You can celebrate by making these virtuous brownies, and turn your cravings into a nutritional hit.

Brownie Bites

The difference between cacao and cocoa is the amount of processing involved before it finds its way to your merry little mitts. Cacao is from the raw chocolate bean, and it is higher in antioxidants and minerals. That's why it's touted as a superfood. Cocoa is the heat-treated version, processed to stabilise the product and provide consistency for manufacturers to play with. It's cheaper than raw cacao, and still a good source of heart-healthy magnesium, but higher in caffeine and lower in antioxidants. Go for whichever one you fancy, although raw cacao can be a little trickier to find. Try www.natashaslivingfood.com or www.iswari.net

You will need:

1 cup pecans

5 medjool or other very sticky dates

Pinch of good, unrefined sea salt

2 tablespoons maple syrup

4-5 tablespoons cocoa or cacao powder

1/2 large bar chocolate 85 per cent cocoa solids

2 tablespoons natural yoghurt

Pulse the pecans, the dates, the unrefined sea salt, the maple syrup and the cocoa or cacao powder, whichever you are using, into a blender until the mixture starts to clump together.
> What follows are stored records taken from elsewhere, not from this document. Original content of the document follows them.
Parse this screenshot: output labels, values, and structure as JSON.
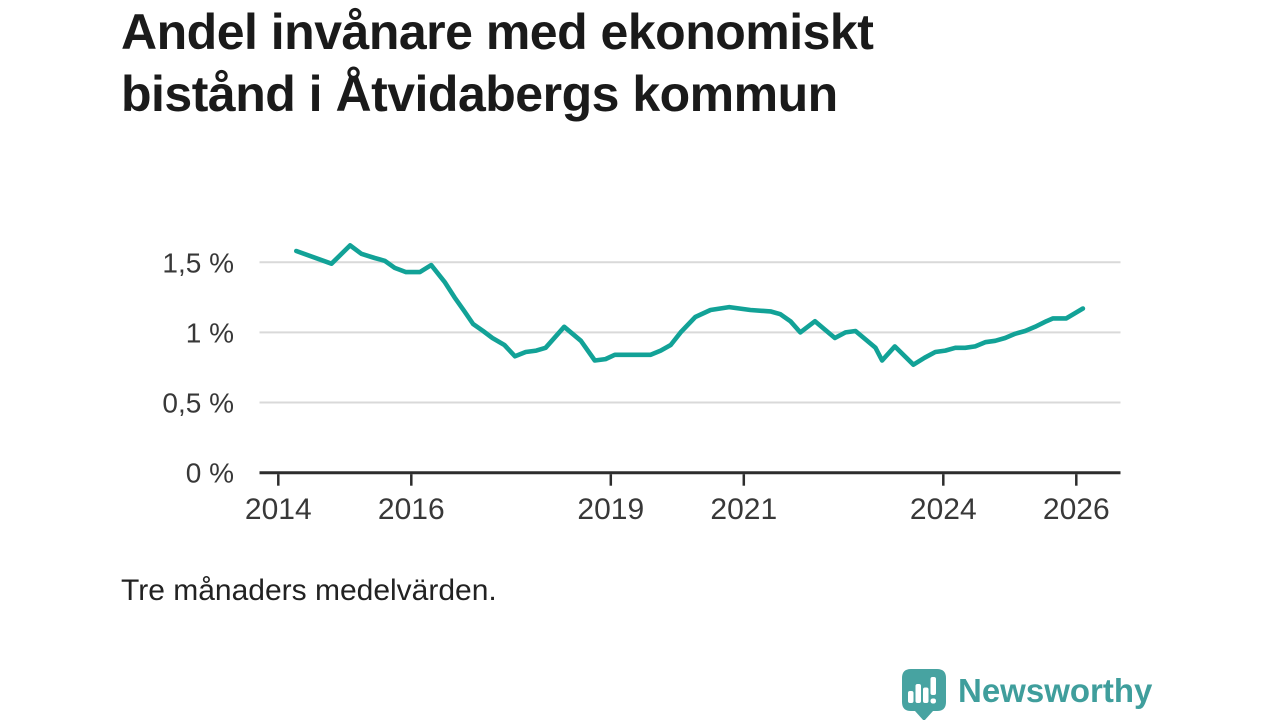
{
  "title": "Andel invånare med ekonomiskt\nbistånd i Åtvidabergs kommun",
  "footnote": "Tre månaders medelvärden.",
  "branding": {
    "logo_text": "Newsworthy",
    "icon": "newsworthy-speech-bubble-bar-chart-icon",
    "icon_color": "#47a3a1",
    "text_color": "#3f9e9c"
  },
  "colors": {
    "background": "#ffffff",
    "title_text": "#1a1a1a",
    "tick_text": "#383838",
    "grid": "#d9d9d9",
    "axis": "#2d2d2d",
    "line": "#12a297"
  },
  "chart_data": {
    "type": "line",
    "title": "Andel invånare med ekonomiskt bistånd i Åtvidabergs kommun",
    "subtitle": "Tre månaders medelvärden.",
    "unit": "%",
    "decimal_style": "swedish-comma",
    "grid": "horizontal-only",
    "legend": "none",
    "xlim": [
      2013.72,
      2026.66
    ],
    "ylim": [
      0,
      1.72
    ],
    "x_ticks": [
      2014,
      2016,
      2019,
      2021,
      2024,
      2026
    ],
    "y_ticks": [
      {
        "value": 1.5,
        "label": "1,5 %"
      },
      {
        "value": 1.0,
        "label": "1 %"
      },
      {
        "value": 0.5,
        "label": "0,5 %"
      },
      {
        "value": 0.0,
        "label": "0 %"
      }
    ],
    "series": [
      {
        "name": "Andel invånare med ekonomiskt bistånd",
        "points": [
          [
            2014.27,
            1.58
          ],
          [
            2014.8,
            1.49
          ],
          [
            2015.08,
            1.62
          ],
          [
            2015.25,
            1.56
          ],
          [
            2015.45,
            1.53
          ],
          [
            2015.6,
            1.51
          ],
          [
            2015.75,
            1.46
          ],
          [
            2015.92,
            1.43
          ],
          [
            2016.13,
            1.43
          ],
          [
            2016.3,
            1.48
          ],
          [
            2016.5,
            1.36
          ],
          [
            2016.65,
            1.25
          ],
          [
            2016.8,
            1.15
          ],
          [
            2016.93,
            1.06
          ],
          [
            2017.08,
            1.01
          ],
          [
            2017.22,
            0.96
          ],
          [
            2017.4,
            0.91
          ],
          [
            2017.56,
            0.83
          ],
          [
            2017.72,
            0.86
          ],
          [
            2017.88,
            0.87
          ],
          [
            2018.02,
            0.89
          ],
          [
            2018.3,
            1.04
          ],
          [
            2018.55,
            0.94
          ],
          [
            2018.76,
            0.8
          ],
          [
            2018.92,
            0.81
          ],
          [
            2019.06,
            0.84
          ],
          [
            2019.6,
            0.84
          ],
          [
            2019.75,
            0.87
          ],
          [
            2019.9,
            0.91
          ],
          [
            2020.05,
            1.0
          ],
          [
            2020.27,
            1.11
          ],
          [
            2020.5,
            1.16
          ],
          [
            2020.78,
            1.18
          ],
          [
            2021.1,
            1.16
          ],
          [
            2021.4,
            1.15
          ],
          [
            2021.55,
            1.13
          ],
          [
            2021.7,
            1.08
          ],
          [
            2021.85,
            1.0
          ],
          [
            2022.07,
            1.08
          ],
          [
            2022.22,
            1.02
          ],
          [
            2022.37,
            0.96
          ],
          [
            2022.53,
            1.0
          ],
          [
            2022.68,
            1.01
          ],
          [
            2022.83,
            0.95
          ],
          [
            2022.98,
            0.89
          ],
          [
            2023.08,
            0.8
          ],
          [
            2023.27,
            0.9
          ],
          [
            2023.55,
            0.77
          ],
          [
            2023.72,
            0.82
          ],
          [
            2023.88,
            0.86
          ],
          [
            2024.03,
            0.87
          ],
          [
            2024.18,
            0.89
          ],
          [
            2024.33,
            0.89
          ],
          [
            2024.48,
            0.9
          ],
          [
            2024.63,
            0.93
          ],
          [
            2024.78,
            0.94
          ],
          [
            2024.93,
            0.96
          ],
          [
            2025.08,
            0.99
          ],
          [
            2025.23,
            1.01
          ],
          [
            2025.38,
            1.04
          ],
          [
            2025.55,
            1.08
          ],
          [
            2025.65,
            1.1
          ],
          [
            2025.85,
            1.1
          ],
          [
            2026.1,
            1.17
          ]
        ]
      }
    ]
  }
}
Roll into 15 apricot-sized balls between the palms of your hands. Using your thumb, press a dimple into the crown of each ball. Refrigerate.
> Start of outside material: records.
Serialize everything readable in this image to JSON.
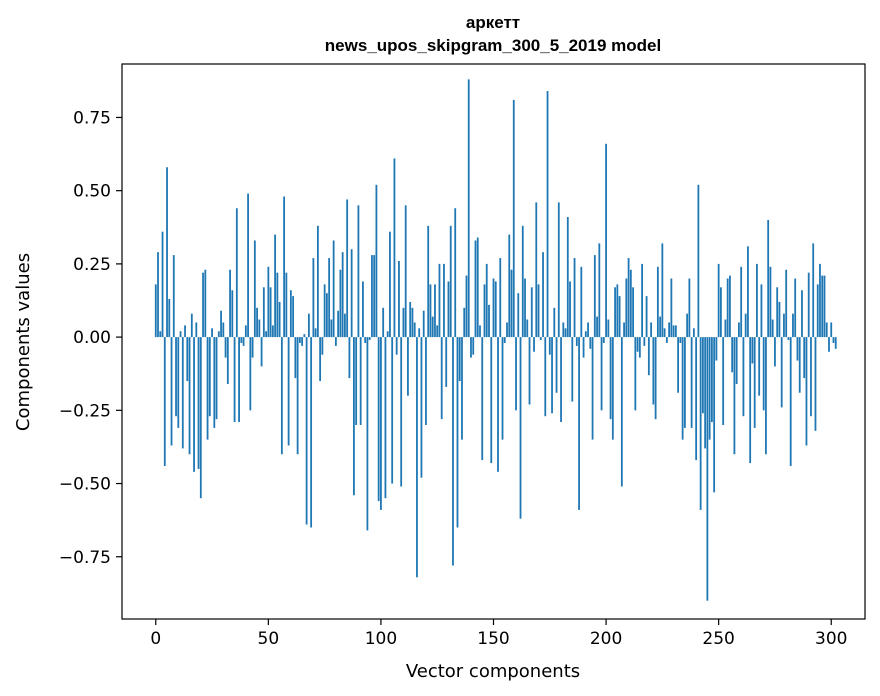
{
  "chart_data": {
    "type": "bar",
    "title_lines": [
      "аркетт",
      "news_upos_skipgram_300_5_2019 model"
    ],
    "xlabel": "Vector components",
    "ylabel": "Components values",
    "xlim": [
      -15,
      315
    ],
    "ylim": [
      -0.9625,
      0.9325
    ],
    "xticks": [
      0,
      50,
      100,
      150,
      200,
      250,
      300
    ],
    "xtick_labels": [
      "0",
      "50",
      "100",
      "150",
      "200",
      "250",
      "300"
    ],
    "yticks": [
      -0.75,
      -0.5,
      -0.25,
      0,
      0.25,
      0.5,
      0.75
    ],
    "ytick_labels": [
      "−0.75",
      "−0.50",
      "−0.25",
      "0.00",
      "0.25",
      "0.50",
      "0.75"
    ],
    "grid": false,
    "legend": "none",
    "bar_width": 0.8,
    "color": "#1f77b4",
    "x_start": 0,
    "values": [
      0.18,
      0.29,
      0.02,
      0.36,
      -0.44,
      0.58,
      0.13,
      -0.37,
      0.28,
      -0.27,
      -0.31,
      0.02,
      -0.38,
      0.04,
      -0.15,
      -0.4,
      0.08,
      -0.46,
      0.05,
      -0.45,
      -0.55,
      0.22,
      0.23,
      -0.35,
      -0.27,
      0.03,
      -0.31,
      -0.28,
      0.02,
      0.09,
      0.05,
      -0.07,
      -0.16,
      0.23,
      0.16,
      -0.29,
      0.44,
      -0.29,
      -0.02,
      -0.03,
      0.04,
      0.49,
      -0.25,
      -0.07,
      0.33,
      0.1,
      0.06,
      -0.1,
      0.17,
      0.02,
      0.24,
      0.17,
      0.04,
      0.35,
      0.22,
      0.12,
      -0.4,
      0.48,
      0.22,
      -0.37,
      0.16,
      0.14,
      -0.14,
      -0.4,
      -0.02,
      -0.03,
      0.01,
      -0.64,
      0.08,
      -0.65,
      0.27,
      0.03,
      0.38,
      -0.15,
      -0.06,
      0.18,
      0.15,
      0.27,
      0.06,
      0.33,
      -0.03,
      0.09,
      0.23,
      0.29,
      0.08,
      0.47,
      -0.14,
      0.3,
      -0.54,
      -0.3,
      0.45,
      -0.3,
      0.19,
      -0.02,
      -0.66,
      -0.01,
      0.28,
      0.28,
      0.52,
      -0.56,
      -0.59,
      0.1,
      -0.55,
      0.02,
      0.36,
      -0.5,
      0.61,
      -0.06,
      0.26,
      -0.51,
      0.1,
      0.45,
      -0.2,
      0.12,
      0.1,
      0.05,
      -0.82,
      0.03,
      -0.48,
      0.09,
      -0.3,
      0.38,
      0.18,
      0.07,
      0.18,
      0.04,
      0.25,
      -0.28,
      0.25,
      -0.17,
      0.19,
      0.38,
      -0.78,
      0.44,
      -0.65,
      -0.15,
      -0.35,
      0.1,
      0.21,
      0.88,
      -0.07,
      -0.06,
      0.33,
      0.34,
      0.04,
      -0.42,
      0.18,
      0.25,
      0.11,
      -0.43,
      0.2,
      0.19,
      -0.46,
      0.27,
      -0.35,
      -0.02,
      0.05,
      0.35,
      0.23,
      0.81,
      -0.25,
      0.15,
      -0.62,
      0.38,
      0.2,
      0.06,
      -0.23,
      0.17,
      -0.05,
      0.46,
      0.18,
      -0.01,
      0.29,
      -0.27,
      0.84,
      -0.06,
      -0.26,
      0.1,
      -0.19,
      0.46,
      -0.29,
      0.05,
      0.03,
      0.41,
      0.19,
      -0.22,
      0.27,
      -0.03,
      -0.59,
      0.24,
      -0.07,
      0.02,
      0.05,
      -0.04,
      -0.35,
      0.28,
      0.07,
      0.32,
      -0.25,
      -0.02,
      0.66,
      0.06,
      -0.28,
      -0.35,
      0.17,
      0.18,
      0.14,
      -0.51,
      0.05,
      0.2,
      0.27,
      0.23,
      0.17,
      -0.25,
      -0.05,
      -0.07,
      0.25,
      -0.03,
      0.14,
      -0.13,
      0.05,
      -0.23,
      -0.28,
      0.24,
      0.07,
      0.32,
      0.03,
      -0.02,
      0.05,
      0.2,
      0.04,
      0.04,
      -0.19,
      -0.02,
      -0.35,
      -0.31,
      0.08,
      0.2,
      -0.31,
      0.03,
      -0.42,
      0.52,
      -0.59,
      -0.26,
      -0.38,
      -0.9,
      -0.35,
      -0.29,
      -0.53,
      -0.08,
      0.25,
      0.17,
      -0.3,
      0.06,
      0.2,
      0.21,
      -0.12,
      -0.4,
      -0.16,
      0.05,
      0.24,
      -0.27,
      0.08,
      0.31,
      -0.43,
      -0.09,
      -0.31,
      0.25,
      -0.2,
      0.18,
      -0.25,
      -0.4,
      0.4,
      0.24,
      0.06,
      -0.1,
      0.17,
      0.12,
      -0.24,
      0.08,
      0.23,
      -0.01,
      -0.44,
      0.08,
      0.2,
      -0.08,
      -0.19,
      0.16,
      -0.14,
      -0.37,
      0.22,
      -0.27,
      0.32,
      -0.32,
      0.18,
      0.25,
      0.21,
      0.21,
      0.05,
      -0.05,
      0.05,
      -0.02,
      -0.04
    ]
  }
}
For the probiotic frosting, gently melt the 85 per cent chocolate over a saucepan of barely simmering water. It's easiest to use a plate that fits snugly on top of your saucepan, with only one inch of water beneath. As soon as the chocolate has melted, work very quickly. Remove the chocolate from heat, stir through the natural yoghurt, and immediately fill each brownie pocket with a puddle of frosting.

Try to refrigerate for two hours before looting. They're best hidden behind old jars of capers and gherkins lurking in the back of the fridge. Few will find them.